67 - Attentats à Sarajevo

La Gräf und Stift type 40/45 du comte Harrach dans laquelle se trouvait le couple princier. Elle est aujourd’hui conservée au musée de l’armée de Vienne.

Le jour du drame j’étais dans l’automobile appartenant à Son Excellence le comte Harrach avec Son Altesse Impériale et Royale l’archiduc héritier du trône François-Ferdinand et avec Son Altesse la duchesse de Hohenberg. L’héritier du trône était assis au fond de la voiture à gauche ; Son Altesse la duchesse était à sa droite. Le comte Harrach était devant, à côté du chauffeur. J’étais assis en face de l’auguste couple. En passant devant la Banque d’Autriche-Hongrie, j’ai regardé en avant et remarqué, du côté gauche, sur le quai, une solution de continuité dans l’alignement de la foule. A cet endroit se trouvait un jeune homme brun et grand. Je montrai précisément à ce moment la nouvelle et belle caserne du XVe corps. J’entendis une petite détonation et je vis voler derrière la duchesse un petit objet noir. Une seconde après se produisit une détonation comparable à un coup de pistolet. L’objet s’était déplacé si lentement derrière la duchesse que j’avais pu le suivre des yeux. Le comte Harrach me dit avoir eu l’impression de voir passer un projectile. L’objet tomba sur la chaussée : on entendit alors la détonation. Son Altesse. la duchesse eut, comme moi, l’impression que c’était une bombe destinée à l’automobile, mais qui avait manqué son but et n’avait causé nul dommage. La marche des voitures fut un instant interrompue, mais repris aussitôt d’après l’itinéraire fixé. La voiture qui était derrière nous s’arrêta et nous remarquâmes que quelqu’un en descendait. On me fit connaître que c’était mon aide de camp, Erich von Merizzi 3, qui était blessé. Sur quoi notre automobile stoppa également, car Son Altesse voulait s’enquérir de l’état de la victime. Nous avons ensuite repris notre chemin, d’abord rapidement puis, à l’approche de l’Hôtel de ville, plus lentement. Entre temps j’avais vu quelqu’un sauter dans la Miljacka, suivi d’autres personnes. 4

3 Erich von Merizzi (1873-1917) était aide de camp du général Potiorek depuis 1910.

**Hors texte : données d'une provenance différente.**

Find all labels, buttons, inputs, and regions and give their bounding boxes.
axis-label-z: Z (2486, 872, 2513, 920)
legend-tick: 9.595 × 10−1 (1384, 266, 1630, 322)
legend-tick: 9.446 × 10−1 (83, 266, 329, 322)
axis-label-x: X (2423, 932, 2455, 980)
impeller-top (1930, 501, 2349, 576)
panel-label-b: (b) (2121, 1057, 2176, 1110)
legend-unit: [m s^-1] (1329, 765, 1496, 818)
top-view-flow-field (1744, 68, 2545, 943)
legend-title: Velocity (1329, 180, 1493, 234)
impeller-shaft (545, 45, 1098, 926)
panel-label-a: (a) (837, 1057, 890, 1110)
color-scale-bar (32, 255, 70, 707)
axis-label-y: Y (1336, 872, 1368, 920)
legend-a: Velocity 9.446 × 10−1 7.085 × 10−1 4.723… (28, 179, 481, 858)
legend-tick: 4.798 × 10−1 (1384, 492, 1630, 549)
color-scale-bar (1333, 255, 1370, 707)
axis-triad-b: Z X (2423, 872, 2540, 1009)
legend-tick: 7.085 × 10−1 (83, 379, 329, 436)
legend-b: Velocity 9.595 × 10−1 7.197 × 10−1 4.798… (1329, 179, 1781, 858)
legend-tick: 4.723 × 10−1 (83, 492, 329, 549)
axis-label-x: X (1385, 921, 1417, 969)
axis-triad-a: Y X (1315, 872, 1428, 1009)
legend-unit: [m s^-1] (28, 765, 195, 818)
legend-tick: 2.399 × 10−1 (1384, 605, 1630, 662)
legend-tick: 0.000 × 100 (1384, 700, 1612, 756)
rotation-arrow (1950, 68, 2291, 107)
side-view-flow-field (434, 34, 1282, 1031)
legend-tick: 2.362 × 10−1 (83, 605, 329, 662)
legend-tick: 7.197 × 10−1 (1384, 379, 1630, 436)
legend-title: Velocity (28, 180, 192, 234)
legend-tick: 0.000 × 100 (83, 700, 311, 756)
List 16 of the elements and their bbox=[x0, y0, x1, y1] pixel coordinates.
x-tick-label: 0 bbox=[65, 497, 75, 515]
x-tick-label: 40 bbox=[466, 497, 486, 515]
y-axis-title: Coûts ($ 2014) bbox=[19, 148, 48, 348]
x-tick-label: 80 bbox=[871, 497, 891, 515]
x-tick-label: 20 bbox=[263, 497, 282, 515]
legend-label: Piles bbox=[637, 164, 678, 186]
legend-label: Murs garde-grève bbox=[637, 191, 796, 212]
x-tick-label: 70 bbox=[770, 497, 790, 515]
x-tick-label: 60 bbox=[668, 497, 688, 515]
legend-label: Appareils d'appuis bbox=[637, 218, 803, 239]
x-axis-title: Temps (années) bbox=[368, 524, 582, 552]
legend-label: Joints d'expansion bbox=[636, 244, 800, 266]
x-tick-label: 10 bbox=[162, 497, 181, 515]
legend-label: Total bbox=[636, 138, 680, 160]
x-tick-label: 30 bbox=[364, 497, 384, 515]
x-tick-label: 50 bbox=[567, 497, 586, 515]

4 Albert Mousset L’attentat de Sarajevo (Payot ; Paris, 1930) p. 440.

67 - Attentats à Sarajevo

La voiture du couple princier sur le quai Appel. On remarquera la quasi-absence de forces de l’ordre.

Ce premier attentat avait échoué, mais que c’était-il vraiment passé ? L’un des conjurés, Nedeljko Cabrinovic, avait lancé une bombe sur la voiture et certains témoins affirme que François-Ferdinand avait saisi celle-ci pour la jeter hors du véhicule ; si cette version était confirmée, elle éclairerait sous un autre jour le désir de l’archiduc d’aller visiter les blessés après son passage à l’hôtel de ville. Quoi qu’il en soit, Cabrinovic tenta ensuite de se suicider en avalant une pilule de cyanure qui ne lui fit rien et se jeta dans la Miljacka, profonde à cet endroit de quelques centimètres ; il put donc être immédiatement arrêté.

Grâce aux souvenirs d’un fonctionnaire au tourisme de Sarajevo recueilli en 1936-1937 par Rebecca West 5, nous pouvons nous faire une première idée de ce qui se passa à la mairie de Sarajevo lorsque l’archiduc François-Ferdinand et son épouse y arrivèrent.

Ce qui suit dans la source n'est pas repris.